El TSJ confirma la sanción a una empresa por un vertido contaminante en Benigànim
La sentencia desestima el recurso de la mercantil contra la multa de 7.500 euros que le impuso la Confederación Hidrográfica del Júcar a raíz de un derrame accidental a una acequia que desagua en el embalse de Bellús

Pescadores en el embalse de Bellús. / Perales Iborra

El Tribunal Superior de Justicia de la Comunitat Valenciana (TSJCV) ha confirmado la sanción de 7.500 euros impuesta por la Confederación Hidrográfica del Júcar (CHJ) a una empresa de Benigànim por un vertido accidental de residuos líquidos altamente salinos a una acequia que desagua en el embalse de Bellús. Este hecho supone un agravante, puesto que la citada masa de agua no alcanza el buen estado -según los estándares de la CHJ- por el incumplimiento de parámetros biológicos químicos debido a la concentración de sustancias contaminantes.
Fue en julio de 2023 cuando el departamento de Medio Ambiente del Ayuntamiento de Benigànim levantó dos actas de inspección a raíz de los vertidos procedentes de las instalaciones de la empresa, con un "color marrón oscuro y un potente olor a aceitunas y encurtidos", desde una de las parcelas del Camí Albaida. La Policía Local constató los hechos.
En sus alegaciones, sin embargo, la empresa negó que el vertido terminara en una acequia -descartando la afección al dominio público hidráulico- y redujo lo sucedido a un "derrame accidental, puntual y de escasa magnitud" que se produjo al volcar uno de los bidones de uso alimentario cuando estaba siendo manipulado por uno de sus trabajadores en una campa de almacenamiento.
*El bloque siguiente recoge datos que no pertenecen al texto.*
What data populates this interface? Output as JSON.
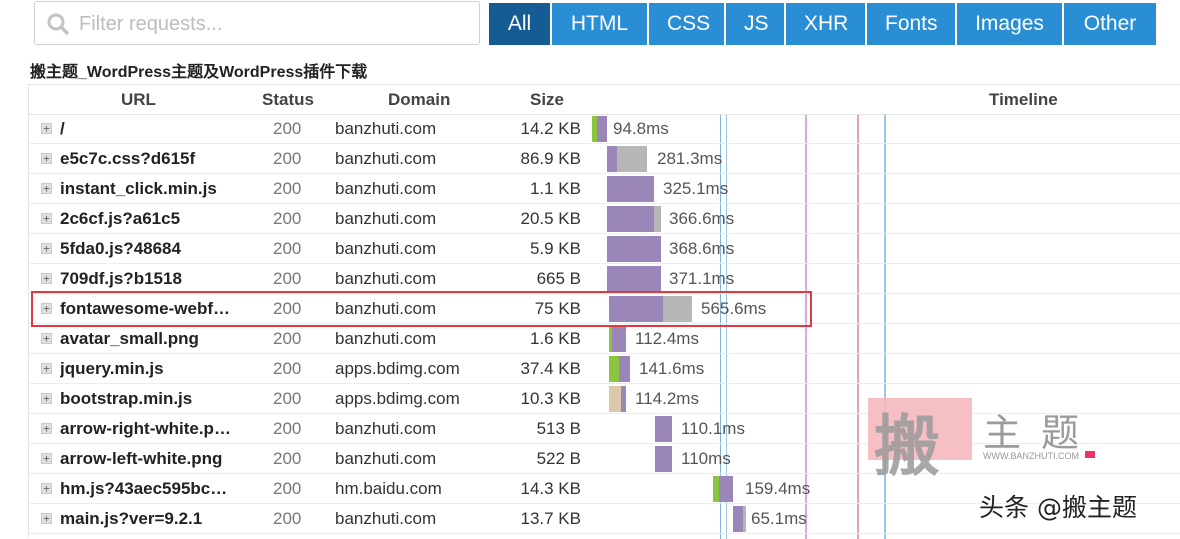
{
  "search": {
    "placeholder": "Filter requests..."
  },
  "filters": [
    "All",
    "HTML",
    "CSS",
    "JS",
    "XHR",
    "Fonts",
    "Images",
    "Other"
  ],
  "active_filter": "All",
  "page_title": "搬主题_WordPress主题及WordPress插件下载",
  "columns": {
    "url": "URL",
    "status": "Status",
    "domain": "Domain",
    "size": "Size",
    "timeline": "Timeline"
  },
  "rows": [
    {
      "url": "/",
      "status": "200",
      "domain": "banzhuti.com",
      "size": "14.2 KB",
      "time": "94.8ms"
    },
    {
      "url": "e5c7c.css?d615f",
      "status": "200",
      "domain": "banzhuti.com",
      "size": "86.9 KB",
      "time": "281.3ms"
    },
    {
      "url": "instant_click.min.js",
      "status": "200",
      "domain": "banzhuti.com",
      "size": "1.1 KB",
      "time": "325.1ms"
    },
    {
      "url": "2c6cf.js?a61c5",
      "status": "200",
      "domain": "banzhuti.com",
      "size": "20.5 KB",
      "time": "366.6ms"
    },
    {
      "url": "5fda0.js?48684",
      "status": "200",
      "domain": "banzhuti.com",
      "size": "5.9 KB",
      "time": "368.6ms"
    },
    {
      "url": "709df.js?b1518",
      "status": "200",
      "domain": "banzhuti.com",
      "size": "665 B",
      "time": "371.1ms"
    },
    {
      "url": "fontawesome-webf…",
      "status": "200",
      "domain": "banzhuti.com",
      "size": "75 KB",
      "time": "565.6ms"
    },
    {
      "url": "avatar_small.png",
      "status": "200",
      "domain": "banzhuti.com",
      "size": "1.6 KB",
      "time": "112.4ms"
    },
    {
      "url": "jquery.min.js",
      "status": "200",
      "domain": "apps.bdimg.com",
      "size": "37.4 KB",
      "time": "141.6ms"
    },
    {
      "url": "bootstrap.min.js",
      "status": "200",
      "domain": "apps.bdimg.com",
      "size": "10.3 KB",
      "time": "114.2ms"
    },
    {
      "url": "arrow-right-white.p…",
      "status": "200",
      "domain": "banzhuti.com",
      "size": "513 B",
      "time": "110.1ms"
    },
    {
      "url": "arrow-left-white.png",
      "status": "200",
      "domain": "banzhuti.com",
      "size": "522 B",
      "time": "110ms"
    },
    {
      "url": "hm.js?43aec595bc…",
      "status": "200",
      "domain": "hm.baidu.com",
      "size": "14.3 KB",
      "time": "159.4ms"
    },
    {
      "url": "main.js?ver=9.2.1",
      "status": "200",
      "domain": "banzhuti.com",
      "size": "13.7 KB",
      "time": "65.1ms"
    }
  ],
  "highlighted_row": "fontawesome-webf…",
  "watermark": {
    "stamp": "搬",
    "name": "主题",
    "url": "WWW.BANZHUTI.COM"
  },
  "attribution": "头条 @搬主题",
  "colors": {
    "tab": "#2a8ed4",
    "tab_active": "#145c93",
    "bar_receive": "#9a86b8",
    "bar_wait": "#b7b7b7",
    "bar_connect": "#8cc63f",
    "highlight": "#e0393e"
  }
}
Según la firma, se derramaron sobre la cuneta de la carretera alrededor de unos 60 litros de agua con sal y vinagre empleada para la producción de encurtidos.
En su recurso, la mercantil pidió la nulidad de la sanción amparándose en estos argumentos y argumentando indefensión, vulneración del principio de presunción inocencia, desproporcionalidad de la sanción y prescripción de la infracción por el tiempo transcurrido desde la denuncia hasta la resolución del expediente sancionador por parte de la CHJ. También apuntó a la lejanía del embalse de Bellús para descartar cualquier incidencia sobre el mismo.
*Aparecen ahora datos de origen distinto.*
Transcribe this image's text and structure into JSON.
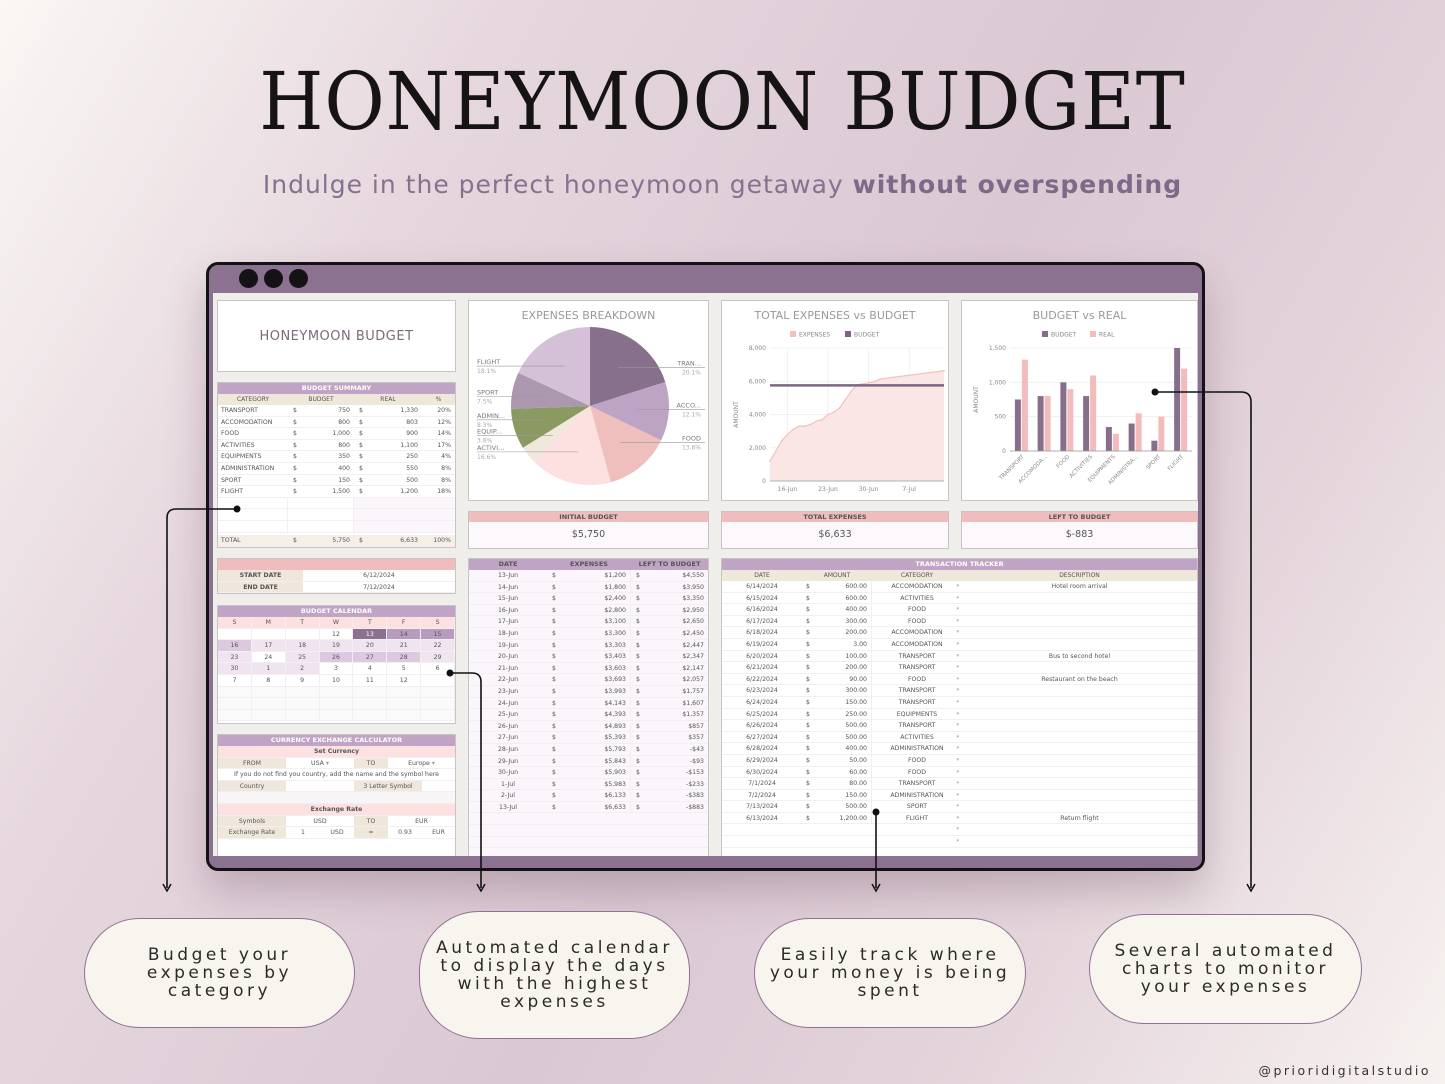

Por su parte, la Administración demandada defendió que el procedimiento cumplió con pulcritud todos los trámites legales, incluida la posibilidad de formular alegaciones, y puso el foco en que los análisis del vertido acreditaron la superación de los parámetros de referencia en el dominio hidráulico por su carácter altamente salino, su conductividad "muy elevada" y el pH fuera del umbral requerido. Pese a la lejanía del embalse de Bellús señalada por la afectada, la representación de la CHJ recalca que ello no impide la afección al dominio público hidráulico. El informe del técnico de control de vertidos de Avsa-Gamaser advirtió de la observación de un vertido abundante que salía de uno de los extremos de la parcela de la empresa y discurría por el margen lateral hasta la acequia existente a uno de los lados del Camí Albaida.
Fallo en el obturador
Después de examinar ambos puntos de vista, la sala de lo contencioso del TSJCV destaca que la empresa "no solo reconoció la realidad del vertido (aunque lo llame de otra forma o estime inocuo el mismo) sino que también admitió la causa al señalar que, tras varias denuncias de malos olores, se descubrió que el balón obturador puesto en la arqueta sita en la instalación de la red de saneamiento se había estropeado y hubo que poner otro".
La sentencia considera plenamente acreditada la incidencia del vertido en el dominio público hidráulico a la vista de las fotografías obtenidas, el informe de consistorio de Benigànim y las analíticas practicadas por Aguas de Valencia. "Que se trate de un producto alimentario no implica que no resulte perjudicial para el dominio público hidráulico, porque no solo se trata de agua con sal y vinagre, sino que ello produce una alteración del ph y una conductividad impropia", recalca la resolución. La sala tampoco ve vulnerado el principio de proporcionalidad, puesto que a la empresa se le impuso una sanción leve y no en su cuantía máxima.
El pronunciamiento, que no es firme y puede ser recurrido, impone las costas del proceso judicial a la empresa, hasta un máximo de 2.000 euros.
En 2015, el Ayuntamiento de Benigànim ya multó a la misma firma por los vertidos contaminantes no autorizados a la red municipal.